Antes de mais, interessa referir que o despacho recorrido não padece da nulidade prevista na alínea b) do n.º 1 do art. 668.º do Código de Processo Civil (CPC), aplicável por força do disposto no art. 666.º, n.º 3, do mesmo Código.
Com efeito, a decisão recorrida foi baseada no disposto no n.º 2 do art. 40.º do CPC, como na mesma, expressamente, se consignou, encontrando-se por isso fundamentada em termos de direito.
Ainda que, porventura, se admita tal fundamentação como insuficiente, essa circunstância, todavia, não torna a decisão nula, pois a nulidade só resulta quando se verifica a falta absoluta de fundamentação, sendo certo ainda que no despacho anterior, a ordenar a junção da procuração e a ratificação do processado, se justificou essa determinação.
Improcede, por isso, a arguição da nulidade do despacho recorrido.
Efectivamente, é inquestionável que a alteração da denominação social de uma sociedade comercial está sujeita o registo, como decorre do disposto na alínea q) do n.º 1 do art. 3.º do Código do Registo Comercial (CRC), na redacção anterior ao DL n.º 8/2007, de 17 de Janeiro.
De harmonia com o disposto, então, nos arts. 75.º, 76.º e 77.º do CRC, o registo comercial podia ser provado por meio de certidão, fotocópia e notas de registo.
Por outro lado, as reproduções fotográficas ou, de um modo geral, quaisquer outras reproduções mecânicas de factos ou de coisas fazem prova plena dos factos e coisas que representam, se a parte contra quem os documentos são apresentados não impugnar a sua exactidão (art. 368.º do Código Civil).

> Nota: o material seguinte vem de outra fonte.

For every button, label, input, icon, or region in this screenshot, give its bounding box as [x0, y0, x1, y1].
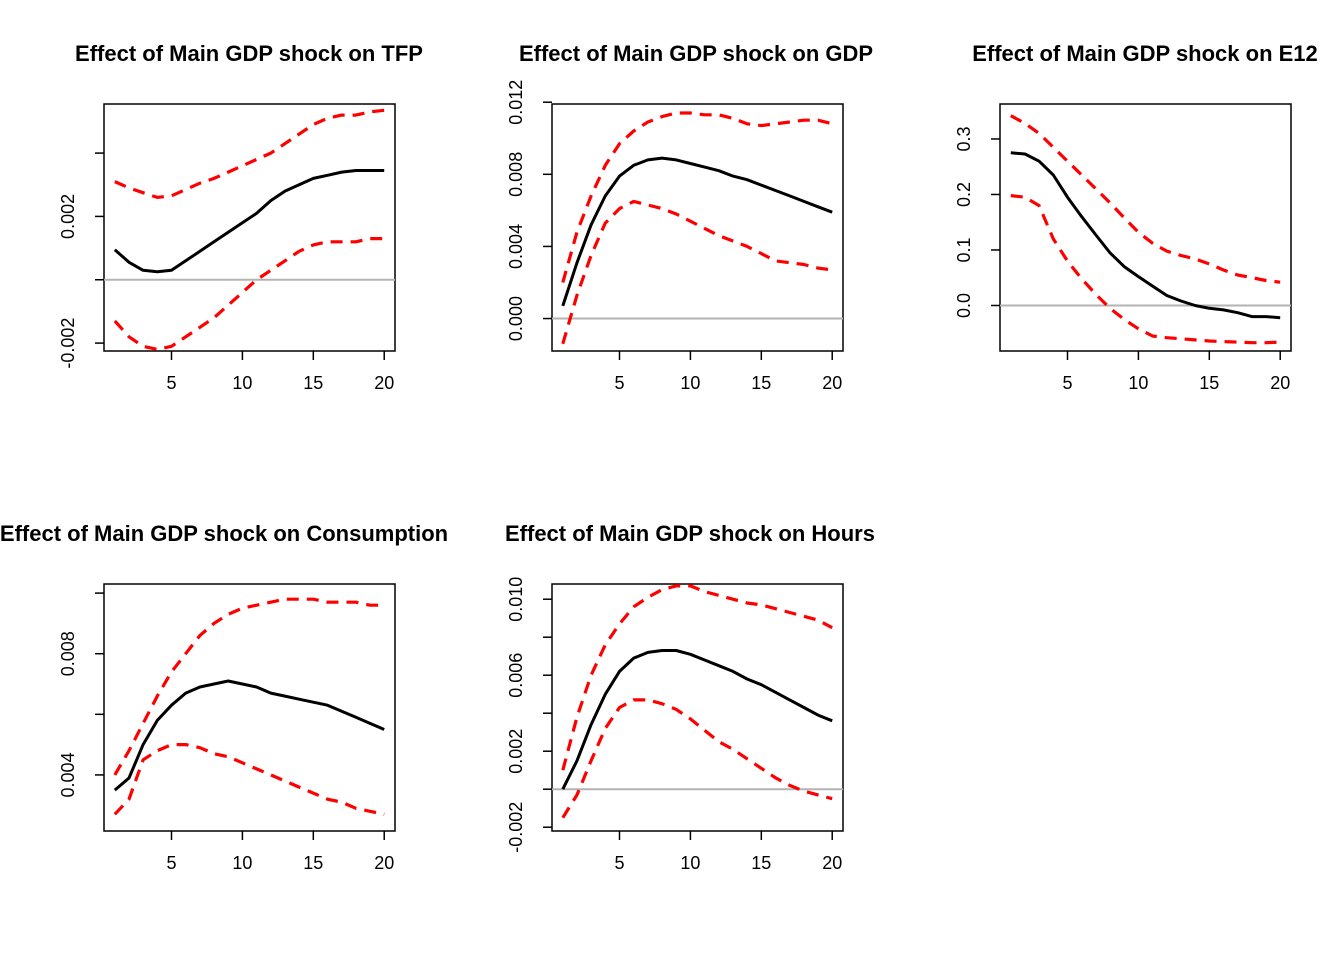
x-tick-label: 10	[1128, 373, 1148, 393]
y-tick-label: 0.3	[954, 126, 974, 151]
series-lower-line	[561, 698, 833, 819]
panel-e12: Effect of Main GDP shock on E12 5 10 15 20 0…	[954, 41, 1318, 393]
x-tick-label: 5	[166, 373, 176, 393]
x-tick-label: 5	[1062, 373, 1072, 393]
plot-frame	[551, 583, 844, 832]
series-lower-line	[113, 237, 385, 351]
chart-title: Effect of Main GDP shock on GDP	[519, 41, 873, 66]
y-tick-label: 0.1	[954, 237, 974, 262]
x-tick-label: 15	[303, 373, 323, 393]
x-tick-label: 15	[303, 853, 323, 873]
x-tick-label: 5	[614, 853, 624, 873]
y-tick-label: -0.002	[506, 802, 526, 853]
y-tick-label: 0.2	[954, 182, 974, 207]
y-tick-label: 0.000	[506, 296, 526, 341]
plot-frame	[103, 583, 396, 832]
y-tick-label: -0.002	[58, 318, 78, 369]
plot-frame	[103, 103, 396, 352]
x-tick-label: 5	[614, 373, 624, 393]
series-lower-line	[1010, 194, 1281, 345]
y-tick-label: 0.004	[58, 752, 78, 797]
y-tick-label: 0.010	[506, 577, 526, 622]
y-tick-label: 0.004	[506, 224, 526, 269]
series-estimate-line	[113, 169, 385, 274]
series-upper-line	[113, 597, 385, 776]
series-estimate-line	[561, 649, 833, 790]
series-lower-line	[113, 742, 385, 816]
series-estimate-line	[1010, 151, 1281, 320]
series-upper-line	[561, 111, 833, 283]
x-tick-label: 20	[374, 373, 394, 393]
panel-tfp: Effect of Main GDP shock on TFP 5 10 15 20 -…	[58, 41, 423, 393]
x-tick-label: 10	[232, 373, 252, 393]
y-tick-label: 0.002	[58, 194, 78, 239]
y-tick-label: 0.0	[954, 293, 974, 318]
series-lower-line	[561, 199, 833, 345]
x-tick-label: 5	[166, 853, 176, 873]
y-tick-label: 0.008	[506, 152, 526, 197]
chart-title: Effect of Main GDP shock on TFP	[75, 41, 423, 66]
x-tick-label: 15	[751, 853, 771, 873]
series-upper-line	[561, 584, 833, 771]
chart-title: Effect of Main GDP shock on E12	[972, 41, 1318, 66]
series-upper-line	[1010, 114, 1281, 284]
series-estimate-line	[561, 156, 833, 307]
x-tick-label: 10	[232, 853, 252, 873]
panel-gdp: Effect of Main GDP shock on GDP 5 10 15 20 0…	[506, 41, 873, 393]
y-tick-label: 0.002	[506, 729, 526, 774]
panel-hours: Effect of Main GDP shock on Hours 5 10 15 2…	[505, 521, 875, 873]
y-tick-label: 0.008	[58, 631, 78, 676]
series-estimate-line	[113, 679, 385, 792]
plot-frame	[999, 103, 1292, 352]
y-tick-label: 0.012	[506, 80, 526, 125]
x-tick-label: 15	[751, 373, 771, 393]
x-tick-label: 10	[680, 373, 700, 393]
x-tick-label: 15	[1199, 373, 1219, 393]
x-tick-label: 20	[822, 373, 842, 393]
chart-title: Effect of Main GDP shock on Hours	[505, 521, 875, 546]
x-tick-label: 10	[680, 853, 700, 873]
chart-title: Effect of Main GDP shock on Consumption	[0, 521, 448, 546]
x-tick-label: 20	[822, 853, 842, 873]
panel-consumption: Effect of Main GDP shock on Consumption …	[0, 521, 448, 873]
series-upper-line	[114, 108, 385, 199]
plot-frame	[551, 103, 844, 352]
x-tick-label: 20	[1270, 373, 1290, 393]
y-tick-label: 0.006	[506, 653, 526, 698]
x-tick-label: 20	[374, 853, 394, 873]
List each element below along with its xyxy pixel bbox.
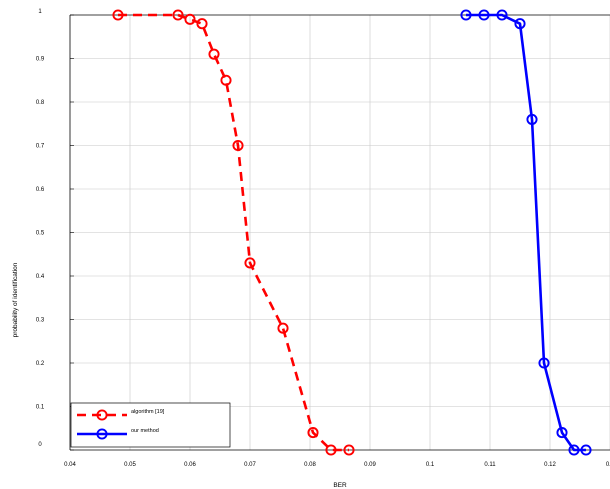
- data-point: [112, 9, 124, 21]
- y-axis-title: probability of identification: [12, 262, 19, 337]
- legend: algorithm [19] our method: [70, 402, 231, 448]
- data-point: [184, 13, 196, 25]
- data-point: [307, 427, 319, 439]
- y-tick-label: 0.9: [36, 57, 45, 63]
- x-ticks: 0.04 0.05 0.06 0.07 0.08 0.09 0.1 0.11 0.12 0.1: [64, 462, 610, 468]
- data-point: [580, 444, 592, 456]
- y-tick-label: 0.7: [36, 144, 45, 150]
- legend-marker-0: [96, 409, 108, 421]
- x-tick-label: 0.11: [484, 462, 496, 468]
- x-tick-label: 0.1: [426, 462, 435, 468]
- data-point: [208, 48, 220, 60]
- legend-label-1: our method: [131, 428, 159, 434]
- data-point: [514, 18, 526, 30]
- x-tick-label: 0.08: [304, 462, 316, 468]
- legend-label-0: algorithm [19]: [131, 409, 165, 415]
- y-tick-label: 1: [38, 9, 42, 15]
- x-tick-label: 0.04: [64, 462, 76, 468]
- data-point: [496, 9, 508, 21]
- x-tick-label: 0.07: [244, 462, 256, 468]
- data-point: [172, 9, 184, 21]
- data-point: [556, 427, 568, 439]
- y-tick-label: 0.1: [36, 405, 45, 411]
- series-line-1: [466, 13, 586, 452]
- y-tick-label: 0.3: [36, 318, 45, 324]
- x-tick-label: 0.12: [544, 462, 556, 468]
- series-layer: [112, 9, 592, 456]
- data-point: [538, 357, 550, 369]
- data-point: [220, 74, 232, 86]
- data-point: [277, 322, 289, 334]
- data-point: [526, 113, 538, 125]
- y-tick-label: 0: [38, 442, 42, 448]
- data-point: [325, 444, 337, 456]
- data-point: [232, 139, 244, 152]
- data-point: [244, 257, 256, 269]
- y-tick-label: 0.6: [36, 187, 45, 193]
- x-tick-label: 0.05: [124, 462, 136, 468]
- x-tick-label: 0.06: [184, 462, 196, 468]
- x-tick-label: 0.09: [364, 462, 376, 468]
- data-point: [568, 444, 580, 456]
- data-point: [460, 9, 472, 21]
- x-axis-title: BER: [333, 482, 347, 489]
- data-point: [196, 18, 208, 30]
- y-tick-label: 0.2: [36, 361, 45, 367]
- x-tick-label: 0.1: [606, 462, 610, 468]
- y-tick-label: 0.8: [36, 100, 45, 106]
- y-ticks: 0 0.1 0.2 0.3 0.4 0.5 0.6 0.7 0.8 0.9 1: [36, 9, 74, 451]
- legend-marker-1: [96, 428, 108, 440]
- data-point: [478, 9, 490, 21]
- data-point: [343, 444, 355, 456]
- y-tick-label: 0.4: [36, 274, 45, 280]
- legend-box: [70, 402, 231, 448]
- y-tick-label: 0.5: [36, 231, 45, 237]
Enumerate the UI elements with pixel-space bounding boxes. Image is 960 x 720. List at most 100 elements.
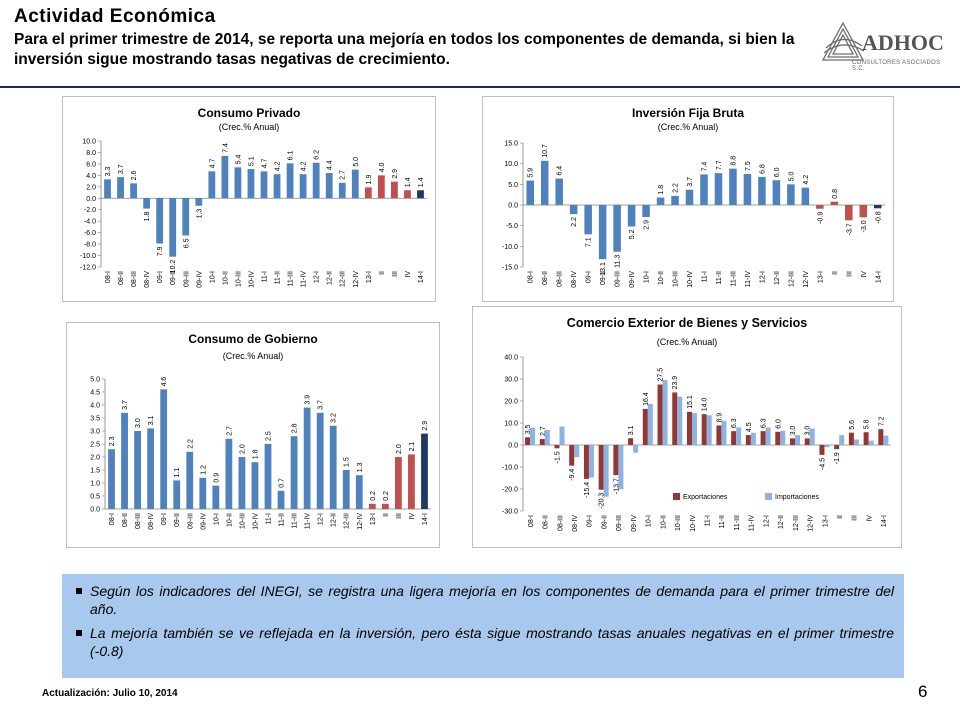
bar bbox=[613, 205, 621, 252]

Ora, no caso vertente, a parte contrária não impugnou a exactidão do documento de fls. 8 a 10, que constitui uma simples fotocópia da certidão do registo comercial, com a alteração da denominação social da Agravante.
Todavia, tal circunstância não obstava a que o juiz não aceitasse esse meio de prova, no âmbito do princípio da livre apreciação, na medida em que a simples fotocópia não pode ter a força probatória da certidão de teor, dada a respectiva conformidade com o original não se encontrar atestada ou confirmada por entidade competente.
Acontece, porém, que a Mma. Juiz a quo, embora tivesse declarado em despacho anterior que o documento em causa não era apto a demonstrar a alteração da denominação social, não justificou, porém, a falta dessa aptidão.
Neste contexto, e não tendo sido colocada em causa a veracidade ou exactidão da fotocópia apresentada pela Agravante, nem se exigindo, necessariamente, certidão para a prova do acto, podia ter sido considerada como adequada a demonstração da alteração da denominação social.
Neste sentido, decidiu o acórdão do Tribunal da Relação de Lisboa, de 24 de Abril de 2006, que se seguiu de perto e está acessível em www.dgsi.pt (Processo n.º 7844/2005-7).
Nestas condições, demonstrada a alteração da denominação social da Agravante e tendo a mesma junto, desde logo com a petição inicial, uma procuração a favor do respectivo mandatário, emitida pela mesma sociedade, com a denominação anterior, porque válida, não justificava a necessidade de se juntar nova procuração, nem de se ratificar o processado, porquanto não ocorrera qualquer falta de mandato para o patrocínio judiciário.
Deste modo, porque não se verifica o pressuposto legal previsto no art. 40.º, n.º s 1 e 2, do CPC, não pode manter-se a decisão recorrida, justificando-se consequentemente a sua revogação.
2.2. Em conclusão, pode extrair-se de mais relevante:
I. O registo de alteração da denominação social de uma sociedade comercial podia ser provado por meio de certidão, fotocópia e notas de registo.
II. A simples fotocópia não tem a força probatória de uma certidão.
III. Não tendo sido colocada em causa a veracidade ou exactidão da fotocópia apresentada, nem se exigindo, necessariamente, certidão para a prova do acto, podia ter sido considerada como adequada a demonstração da alteração da denominação social.
IV. Assim, não há falta de mandato para o patrocínio judiciário, quando tenha sido junta procuração, emitida quando a sociedade tinha a denominação anterior.
2.3. Dada a isenção subjectiva de custas prevista na alínea g) do n.º 1 do art. 2.º do Código das Custas Judiciais, não há lugar ao pagamento de custas neste agravo.